1/4 oz Dark Jamaican Rum (Coruba)
1/4 oz Gold Jamaican Rum (Smith & Cross)
1/2 oz Lime Juice
1/2 oz Simple Syrup (1/2 oz Orgeat)
4 drop Almond Extract (utilize orgeat as above)
6 drop Pernod (St. George Absinthe)
Blend with 2 oz crushed ice and strain into a coupe with an ice shell (shake with ice, strain into a rocks glass, fill with crushed ice, and garnish with an ice shell, mint, and honeysuckles).

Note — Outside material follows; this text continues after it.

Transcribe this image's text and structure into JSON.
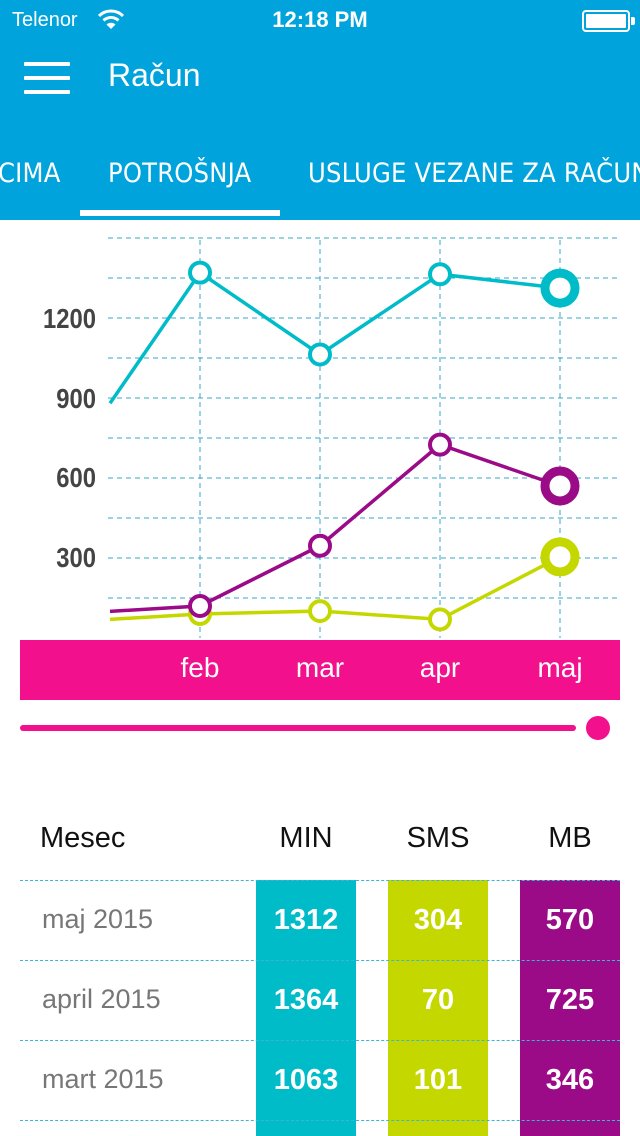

Two Fridays ago, I honored the call for the Instagram-based Beachcomber's Gold Challenge after having participated in the previous week's 151 Swizzle Challenge. For recipes, I found that Beachbum Berry's Remixed contained three different Beachcomber's Gold recipes all sourced from Don the Beachcomber establishments. The one I selected was the oldest from Dick Santiago's 1937 notebook that Santiago assembled as the head waiter at the Hollywood location, and this same recipe was found in a 1950s notebook from a Palm Springs location. In terms of technique, I have always had a problem with the making the shell in a coupe glass and nudging it over to keep building it instructions that Berry recommended as I mentioned in the Aku Aku Gold Cup post. For that drink, I utilized a hand juicer to force the crushed ice into the proper shape. For this one, I opted for building it in a cheaper julep strainer, pressing it together with another strainer to force the shape, freezing it, and then squeezing the strainer's metal until the shell separated (my more solid ones such as the Cocktail Kingdom brand were not bendable and did not work here). While I was able to make a few attractive ones, I was unable to attach the shell to a glass very well (I believe that I had matched the shell to the perfect glass in the Aku Aku Gold Cup to keep it in place). Therefore, I opted for the crushed ice-filled rocks glass route that the Devil's Reef bar utilizes to solve the dilemma. For speed, the hand juicer technique works the best since it does not require a freezing step (although it helps to retain its form).